Le sue cure si estesero anche ai morti che purtroppo aumentarono sem­pre di numero. Alla fine di giornate faticose si recava al cimitero per pregare e deporre fiori sulle tombe, sostituendosi così alle mamme e alle spose lontane, forse ignare della sorte dei loro cari. Però Liduina, stremata dalle fatiche, dal torrido clima africano, soprattutto da varie malattie (malaria, tifo addominale, piaghe tropicali, grave tumore) giunse al capolinea del suo viaggio terreno, viaggio piuttosto breve, però intenso, carico di bene. Venne sottoposta ad intervento chirurgico, che sembrava ben riuscito, ma insorsero delle compli­cazioni. Prima di morire, vedendo il chirurgo che l’aveva operata piangere sconsolato, gli disse sorridendo: « Non pianga, dottore, lei ha fatto di tutto per salvarmi e mi ha aperto le porte del Paradiso. Le sue mani saranno benedette ». E la benedizione di Suor Liduina lo accompagnerà sempre. Tor­nato in patria, affermò, che ogni intervento chirurgico affrontato, anche il più rischioso, gli è riuscito bene, tanto che lo avrebbero soprannominato « mago del bisturi ».

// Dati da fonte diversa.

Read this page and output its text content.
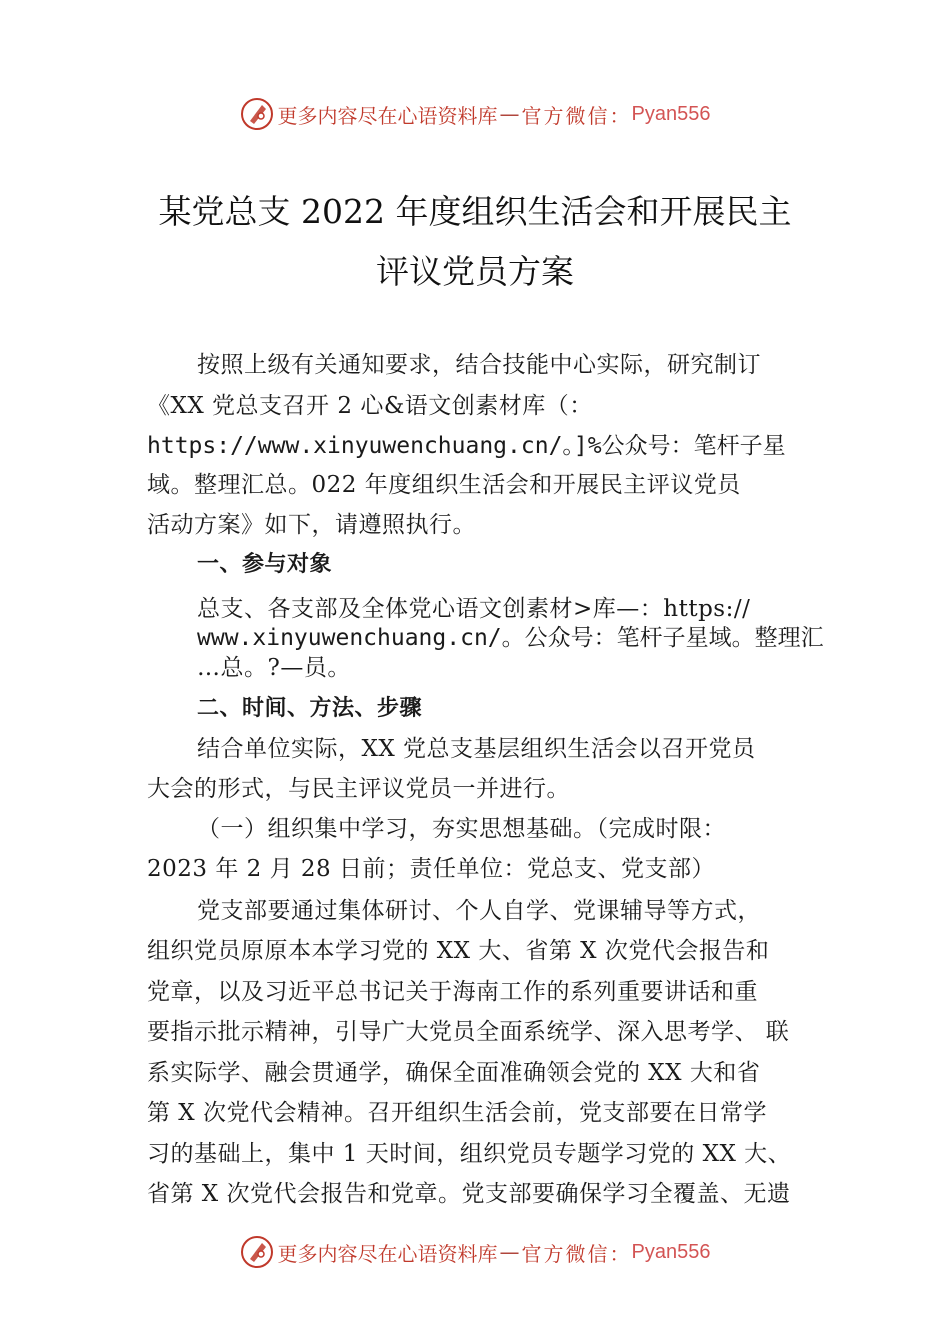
更多内容尽在心语资料库 — 官方微信： Pyan556
某党总支 2022 年度组织生活会和开展民主
评议党员方案
按照上级有关通知要求，结合技能中心实际，研究制订
《XX 党总支召开 2 心&语文创素材库（：
https://www.xinyuwenchuang.cn/。]%公众号：笔杆子星
域。整理汇总。022 年度组织生活会和开展民主评议党员
活动方案》如下，请遵照执行。
一、参与对象
总支、各支部及全体党心语文创素材>库—：https://
www.xinyuwenchuang.cn/。公众号：笔杆子星域。整理汇
…总。?—员。
二、时间、方法、步骤
结合单位实际，XX 党总支基层组织生活会以召开党员
大会的形式，与民主评议党员一并进行。
（一）组织集中学习，夯实思想基础。（完成时限：
2023 年 2 月 28 日前；责任单位：党总支、党支部）
党支部要通过集体研讨、个人自学、党课辅导等方式，
组织党员原原本本学习党的 XX 大、省第 X 次党代会报告和
党章，以及习近平总书记关于海南工作的系列重要讲话和重
要指示批示精神，引导广大党员全面系统学、深入思考学、 联
系实际学、融会贯通学，确保全面准确领会党的 XX 大和省
第 X 次党代会精神。召开组织生活会前，党支部要在日常学
习的基础上，集中 1 天时间，组织党员专题学习党的 XX 大、
省第 X 次党代会报告和党章。党支部要确保学习全覆盖、无遗
更多内容尽在心语资料库 — 官方微信： Pyan556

Infine una paralisi intestinale, il 2 dicembre 1941, stroncò la sua vita. Morì santamente, a 40 anni, pienamente abbandonata alla volontà di Dio, offrendo la sua esistenza per la pace del mondo. Un medico, li presente, afferma: « Non ho mai visto nessuno morire con tanta gioia e beatitudine ».

Per desiderio dei soldati che la piansero come una di famiglia, venne sepolta nel cimitero di Dire-Dawa, nella parte a loro riservata. Dopo vent’anni, nel luglio del 1961, la salma di Suor Liduina venne trasportata a Padova e tumulata nella Cappella Beata Suor Liduina della Casa Madre Suore Salesie, corso Vittorio Emanuele II, 172, Santa Croce, e qui devoti e amici vengono a salutarla e a invocare la sua intercessione presso Dio.

Il 20 ottobre 2002, Liduina Angela Meneguzzi è stata proclamata Beata da Papa Giovanni Paolo II.